Clause 18 empowers a magistrate to require a person under investigation, who is about to leave the Colony, to furnish bail or to commit him to prison until he does so, for up to 28 days. An appeal will lie against such an order and proceedings under the clause will take place in Chambers, since this will avoid publicity which may damage the suspect's reputation at this stage. The object of this clause, of course, is to prevent a suspect from escaping from the Colony as soon as he realizes that his conduct or his affairs are under investigation.

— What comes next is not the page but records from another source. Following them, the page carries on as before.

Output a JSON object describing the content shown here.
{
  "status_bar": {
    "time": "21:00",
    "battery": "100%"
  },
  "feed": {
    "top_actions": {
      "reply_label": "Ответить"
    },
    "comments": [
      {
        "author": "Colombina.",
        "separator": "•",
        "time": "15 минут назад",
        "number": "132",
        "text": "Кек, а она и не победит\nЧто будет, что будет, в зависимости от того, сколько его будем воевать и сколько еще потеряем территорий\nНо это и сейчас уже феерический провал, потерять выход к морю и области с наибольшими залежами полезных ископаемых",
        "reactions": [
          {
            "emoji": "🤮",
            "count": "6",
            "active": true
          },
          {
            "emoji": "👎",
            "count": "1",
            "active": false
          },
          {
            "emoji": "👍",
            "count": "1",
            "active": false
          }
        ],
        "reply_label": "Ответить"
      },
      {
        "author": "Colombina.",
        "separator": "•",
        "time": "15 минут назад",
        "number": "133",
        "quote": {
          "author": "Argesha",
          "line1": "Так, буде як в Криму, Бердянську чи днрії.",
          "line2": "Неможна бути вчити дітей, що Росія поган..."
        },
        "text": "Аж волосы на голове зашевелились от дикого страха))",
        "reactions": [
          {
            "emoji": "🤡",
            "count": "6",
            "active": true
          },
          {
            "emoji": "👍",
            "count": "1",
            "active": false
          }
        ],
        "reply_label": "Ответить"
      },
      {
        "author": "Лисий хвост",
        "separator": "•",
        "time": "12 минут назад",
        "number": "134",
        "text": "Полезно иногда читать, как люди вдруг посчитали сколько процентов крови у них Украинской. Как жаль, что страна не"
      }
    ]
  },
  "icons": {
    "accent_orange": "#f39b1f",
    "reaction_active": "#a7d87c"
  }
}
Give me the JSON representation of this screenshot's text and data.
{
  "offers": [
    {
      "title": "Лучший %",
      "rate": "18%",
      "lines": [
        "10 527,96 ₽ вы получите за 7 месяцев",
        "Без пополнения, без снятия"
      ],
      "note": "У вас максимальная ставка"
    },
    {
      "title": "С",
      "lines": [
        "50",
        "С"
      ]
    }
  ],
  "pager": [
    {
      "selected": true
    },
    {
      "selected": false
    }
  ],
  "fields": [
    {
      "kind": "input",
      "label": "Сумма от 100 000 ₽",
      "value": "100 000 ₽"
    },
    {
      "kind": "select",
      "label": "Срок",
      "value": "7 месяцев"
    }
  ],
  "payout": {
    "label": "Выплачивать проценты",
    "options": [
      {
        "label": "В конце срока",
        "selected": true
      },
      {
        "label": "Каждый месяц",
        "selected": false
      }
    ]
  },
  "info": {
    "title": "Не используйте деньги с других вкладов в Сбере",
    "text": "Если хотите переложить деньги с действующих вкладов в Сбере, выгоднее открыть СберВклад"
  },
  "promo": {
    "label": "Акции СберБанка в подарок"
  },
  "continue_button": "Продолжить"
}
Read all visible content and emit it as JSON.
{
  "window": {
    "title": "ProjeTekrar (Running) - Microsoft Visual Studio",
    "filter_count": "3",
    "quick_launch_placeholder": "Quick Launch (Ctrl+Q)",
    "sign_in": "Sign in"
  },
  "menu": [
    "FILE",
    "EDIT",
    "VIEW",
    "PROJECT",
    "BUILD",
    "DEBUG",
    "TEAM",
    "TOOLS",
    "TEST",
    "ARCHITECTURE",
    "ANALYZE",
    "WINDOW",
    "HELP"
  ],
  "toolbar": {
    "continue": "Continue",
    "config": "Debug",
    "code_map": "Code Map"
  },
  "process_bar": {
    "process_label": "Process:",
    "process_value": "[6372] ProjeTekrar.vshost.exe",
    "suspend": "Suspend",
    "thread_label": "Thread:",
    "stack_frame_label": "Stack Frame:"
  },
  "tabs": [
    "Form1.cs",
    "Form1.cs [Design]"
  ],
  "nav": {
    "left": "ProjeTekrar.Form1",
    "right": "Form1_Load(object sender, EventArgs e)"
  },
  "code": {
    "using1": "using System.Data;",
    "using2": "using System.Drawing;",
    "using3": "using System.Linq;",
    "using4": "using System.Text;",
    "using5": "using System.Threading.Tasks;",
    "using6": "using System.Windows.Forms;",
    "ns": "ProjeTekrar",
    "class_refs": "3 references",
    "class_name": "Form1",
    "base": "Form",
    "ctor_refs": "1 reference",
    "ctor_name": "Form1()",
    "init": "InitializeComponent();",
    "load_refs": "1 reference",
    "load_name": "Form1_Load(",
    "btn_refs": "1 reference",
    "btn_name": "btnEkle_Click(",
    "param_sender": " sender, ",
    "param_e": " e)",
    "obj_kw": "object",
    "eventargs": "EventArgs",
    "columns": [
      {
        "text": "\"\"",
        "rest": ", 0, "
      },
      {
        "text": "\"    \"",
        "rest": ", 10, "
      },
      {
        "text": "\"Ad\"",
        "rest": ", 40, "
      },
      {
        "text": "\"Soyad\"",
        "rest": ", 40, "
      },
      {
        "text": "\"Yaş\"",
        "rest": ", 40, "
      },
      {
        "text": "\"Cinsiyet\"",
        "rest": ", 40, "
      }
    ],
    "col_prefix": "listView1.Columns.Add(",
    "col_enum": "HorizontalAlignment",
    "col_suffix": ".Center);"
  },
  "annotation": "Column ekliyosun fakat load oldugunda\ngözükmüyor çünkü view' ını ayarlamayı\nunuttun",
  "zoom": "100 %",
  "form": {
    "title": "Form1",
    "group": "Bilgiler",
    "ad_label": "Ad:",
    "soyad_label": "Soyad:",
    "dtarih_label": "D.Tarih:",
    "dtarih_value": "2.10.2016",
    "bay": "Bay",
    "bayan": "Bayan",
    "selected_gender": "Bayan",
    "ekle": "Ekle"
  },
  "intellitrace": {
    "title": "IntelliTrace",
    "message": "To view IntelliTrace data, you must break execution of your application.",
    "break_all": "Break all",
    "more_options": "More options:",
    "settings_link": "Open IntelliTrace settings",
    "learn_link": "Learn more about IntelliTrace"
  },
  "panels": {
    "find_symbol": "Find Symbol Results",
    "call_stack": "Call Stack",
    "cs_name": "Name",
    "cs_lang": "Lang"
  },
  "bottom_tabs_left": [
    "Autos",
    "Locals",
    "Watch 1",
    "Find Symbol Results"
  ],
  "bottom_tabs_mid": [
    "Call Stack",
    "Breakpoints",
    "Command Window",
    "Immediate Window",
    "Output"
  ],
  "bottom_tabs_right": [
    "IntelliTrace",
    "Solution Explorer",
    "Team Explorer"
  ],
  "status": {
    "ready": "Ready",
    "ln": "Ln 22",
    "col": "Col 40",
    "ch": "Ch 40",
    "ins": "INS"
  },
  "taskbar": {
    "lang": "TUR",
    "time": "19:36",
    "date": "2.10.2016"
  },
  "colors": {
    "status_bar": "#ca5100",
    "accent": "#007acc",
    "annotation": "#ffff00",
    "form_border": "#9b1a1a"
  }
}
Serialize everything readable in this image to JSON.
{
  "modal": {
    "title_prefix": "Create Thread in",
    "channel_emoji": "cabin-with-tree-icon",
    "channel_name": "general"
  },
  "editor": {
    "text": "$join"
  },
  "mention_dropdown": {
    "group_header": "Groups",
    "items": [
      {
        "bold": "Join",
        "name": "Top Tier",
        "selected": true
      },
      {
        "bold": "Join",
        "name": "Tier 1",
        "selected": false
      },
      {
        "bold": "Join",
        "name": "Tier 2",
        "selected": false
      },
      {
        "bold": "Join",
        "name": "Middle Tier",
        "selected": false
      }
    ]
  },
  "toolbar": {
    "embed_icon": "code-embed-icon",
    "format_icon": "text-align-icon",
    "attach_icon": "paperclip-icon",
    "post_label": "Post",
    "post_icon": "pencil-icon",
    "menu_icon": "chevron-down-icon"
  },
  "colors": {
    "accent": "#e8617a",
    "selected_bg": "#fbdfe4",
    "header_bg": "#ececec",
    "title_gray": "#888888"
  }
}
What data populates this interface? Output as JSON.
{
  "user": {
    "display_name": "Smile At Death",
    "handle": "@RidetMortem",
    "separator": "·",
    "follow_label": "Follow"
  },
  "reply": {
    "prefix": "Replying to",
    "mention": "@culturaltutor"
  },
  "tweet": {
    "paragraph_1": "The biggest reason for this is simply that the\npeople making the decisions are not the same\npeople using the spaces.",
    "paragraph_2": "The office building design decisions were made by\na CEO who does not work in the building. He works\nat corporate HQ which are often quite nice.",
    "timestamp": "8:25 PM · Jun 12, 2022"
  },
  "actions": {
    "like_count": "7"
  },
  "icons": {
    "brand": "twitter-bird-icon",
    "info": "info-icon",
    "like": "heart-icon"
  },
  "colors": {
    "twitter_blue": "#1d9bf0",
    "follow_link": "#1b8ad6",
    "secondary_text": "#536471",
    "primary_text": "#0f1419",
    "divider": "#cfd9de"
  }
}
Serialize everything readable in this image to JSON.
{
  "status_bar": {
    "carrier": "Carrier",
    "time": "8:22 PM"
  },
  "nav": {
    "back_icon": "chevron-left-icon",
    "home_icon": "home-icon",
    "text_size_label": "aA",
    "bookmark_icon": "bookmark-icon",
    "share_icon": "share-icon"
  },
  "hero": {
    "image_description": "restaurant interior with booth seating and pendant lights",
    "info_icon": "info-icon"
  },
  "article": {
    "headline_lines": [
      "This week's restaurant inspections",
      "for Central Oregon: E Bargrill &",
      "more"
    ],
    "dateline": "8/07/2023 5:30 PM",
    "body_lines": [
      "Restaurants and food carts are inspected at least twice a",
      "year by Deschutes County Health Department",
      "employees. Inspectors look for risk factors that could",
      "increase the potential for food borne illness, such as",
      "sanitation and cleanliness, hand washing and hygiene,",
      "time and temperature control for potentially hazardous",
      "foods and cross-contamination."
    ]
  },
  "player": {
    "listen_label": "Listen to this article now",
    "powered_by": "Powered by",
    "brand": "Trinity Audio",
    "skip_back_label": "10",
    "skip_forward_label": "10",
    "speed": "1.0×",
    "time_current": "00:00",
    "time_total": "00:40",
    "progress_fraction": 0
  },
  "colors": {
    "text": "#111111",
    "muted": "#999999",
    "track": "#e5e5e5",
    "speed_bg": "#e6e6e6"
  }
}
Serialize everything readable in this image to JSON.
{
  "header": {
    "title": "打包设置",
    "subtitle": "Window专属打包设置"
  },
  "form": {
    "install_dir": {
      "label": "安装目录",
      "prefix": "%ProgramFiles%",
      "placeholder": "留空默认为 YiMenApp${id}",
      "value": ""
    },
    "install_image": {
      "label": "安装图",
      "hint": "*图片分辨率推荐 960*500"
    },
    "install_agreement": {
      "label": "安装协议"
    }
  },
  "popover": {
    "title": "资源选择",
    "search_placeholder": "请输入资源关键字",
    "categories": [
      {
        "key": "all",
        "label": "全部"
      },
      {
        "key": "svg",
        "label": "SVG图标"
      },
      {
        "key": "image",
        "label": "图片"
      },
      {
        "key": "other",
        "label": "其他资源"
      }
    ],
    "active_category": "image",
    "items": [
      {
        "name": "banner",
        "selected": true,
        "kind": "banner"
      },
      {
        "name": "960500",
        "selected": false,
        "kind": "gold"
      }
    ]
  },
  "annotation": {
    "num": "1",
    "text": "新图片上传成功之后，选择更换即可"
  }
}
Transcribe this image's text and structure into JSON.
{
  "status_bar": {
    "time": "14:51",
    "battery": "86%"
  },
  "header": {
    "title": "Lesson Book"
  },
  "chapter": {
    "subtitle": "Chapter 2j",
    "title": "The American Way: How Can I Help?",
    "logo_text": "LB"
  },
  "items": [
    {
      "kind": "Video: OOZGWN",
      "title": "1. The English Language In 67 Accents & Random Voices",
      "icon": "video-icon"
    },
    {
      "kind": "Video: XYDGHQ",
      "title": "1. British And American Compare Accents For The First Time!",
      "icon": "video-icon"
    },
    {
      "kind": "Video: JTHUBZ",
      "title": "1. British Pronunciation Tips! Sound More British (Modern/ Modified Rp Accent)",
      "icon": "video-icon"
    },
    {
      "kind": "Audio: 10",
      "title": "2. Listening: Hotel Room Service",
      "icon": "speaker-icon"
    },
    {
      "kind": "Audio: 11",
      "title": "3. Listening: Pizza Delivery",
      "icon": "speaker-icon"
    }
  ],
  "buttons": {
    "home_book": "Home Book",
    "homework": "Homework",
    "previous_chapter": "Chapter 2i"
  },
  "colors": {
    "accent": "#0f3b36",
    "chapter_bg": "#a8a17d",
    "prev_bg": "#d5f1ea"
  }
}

Part IV deals with matters of evidence. Clause 19 provides that it shall not be a defence to show that the giving or receiving of an advantage is customary in Hong Kong in the particular trade or business concerned. Clause 21 is similar to section 12 of Chapter 215 and enables evidence of unexplained pecuniary resources to be given on a charge for any offence under Part II. Such evidence may then be treated as tending to support evidence that an accused accepted a bribe or accepted it as an inducement or reward.
Clause 22 modifies the common law rule whereby a court is required to have specific regard to the danger of convicting a person on the evidence of an accomplice, without corroboration. This rule has developed, in practice, to a point at which courts have become very reluctant to convict on the uncorroborated evidence of an accomplice. This clause seeks to modify this practice, to the extent that, for the purposes of the rule, one party to a corrupt transaction shall not be regarded as an accomplice of the other party in a prosecution against the latter for an offence under the bill. This does not mean that there is any obligation on the court to believe the evidence of that other party to the bribe, but merely that the court will have to decide whether or not, in the particular case, such a witness is worth of belief, the fact that he might be an accomplice being disregarded.
Clause 23 empowers a court, at my request, to inform a person who has committed an offence under Part II that he will not be pros- ecuted if he gives full and true evidence. It is not uncommon in criminal cases to call a party to the crime as a witness, rather than to charge him with the offence. As a general rule, a witness is not com- pelled to incriminate himself and in a case where this seems likely judges often expressly inform the witness of this. Unfortunately, such a warning may well deter the witness from giving evidence at all. This clause therefore provides for a specific assurance to such a witness that he will not be prosecuted if he gives full and frank evidence.